LISA RASTL
Ausstellung
"Die Stadt des Kindes" im Az W
"Die Stadt des Kindes: Vom Scheitern einer Utopie." Mit dieser Ausstellung weist das Architekturzentrum Wien (Az W) auf ein weiteres Jubiläum hin, das heuer gefeiert wird: 50 Jahre 1968. Die Stadt des Kindes am Stadtrand von Wien galt bei ihrer Eröffnung 1974 weltweit als Vorreiter der sozialreformerischen Architektur. Die Ausstellung erzählt aber auch vom Scheitern dieser von Architekt Anton Schweighofer gebauten Utopie.
18. Mai 2018, 02:00
Morgenjournal | 17 04 2018
Wer kennt sie nicht: die Mode der 1968er Jahre - die Musik, das Design. Wer kennt aber schon die Architektur, die damals die revolutionären 68er Ideen unterstützen sollte? Weil Architektur langsam ist und teuer, ist die Stadt des Kindes weltweit eine der wenigen Ikonen der Architektur der 1968er Jahre.

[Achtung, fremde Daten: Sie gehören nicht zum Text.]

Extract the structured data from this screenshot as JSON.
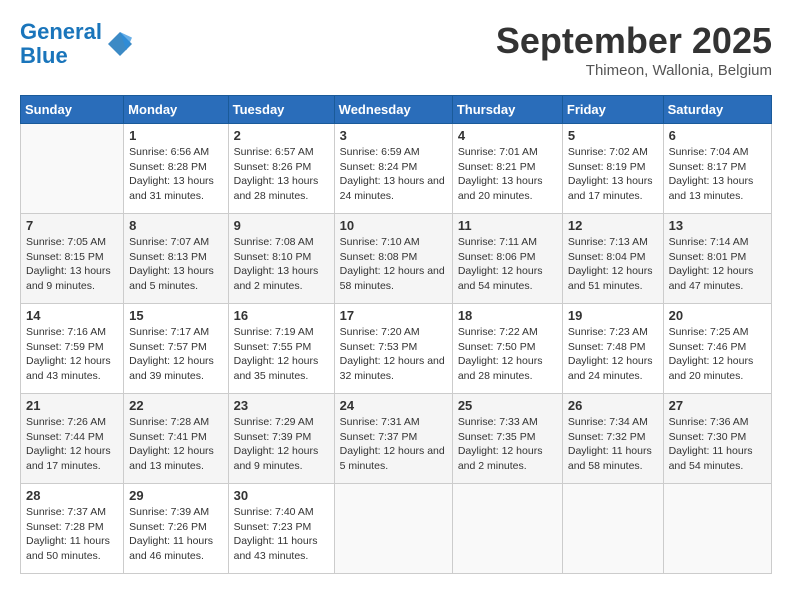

Prototypisch für den Wohlfahrtsstaat der 70er Jahre
In Skizzen und Plänen von Architekt Anton Schweighofer zeigt diese Ausstellung, wie das neue Leben und Lernen ermöglicht werden sollte. Eine besondere Rolle bei der Sozialpädagogik spielte die Freiraumgestaltung. Auf dem fünf Hektar großen Areal konnten die Kinder ab der Eröffnung der Stadt des Kindes 1974 die Natur und sich selbst entdecken.
Untergebracht waren hier gefährdete Kinder aus sozial schwierigen Verhältnissen und Waisenkinder. In zwei Dokumentarfilmen kommen sie selbst zu Wort: "Das war unsere Stadt. Hier waren etwa 300 Kinder in den verschiedenen Gruppen und Heimen untergebracht. Ich kann mich noch erinnern, als ich damals mein Einzelzimmer bekam, das war super. Ich hatte die Wände voller Poster."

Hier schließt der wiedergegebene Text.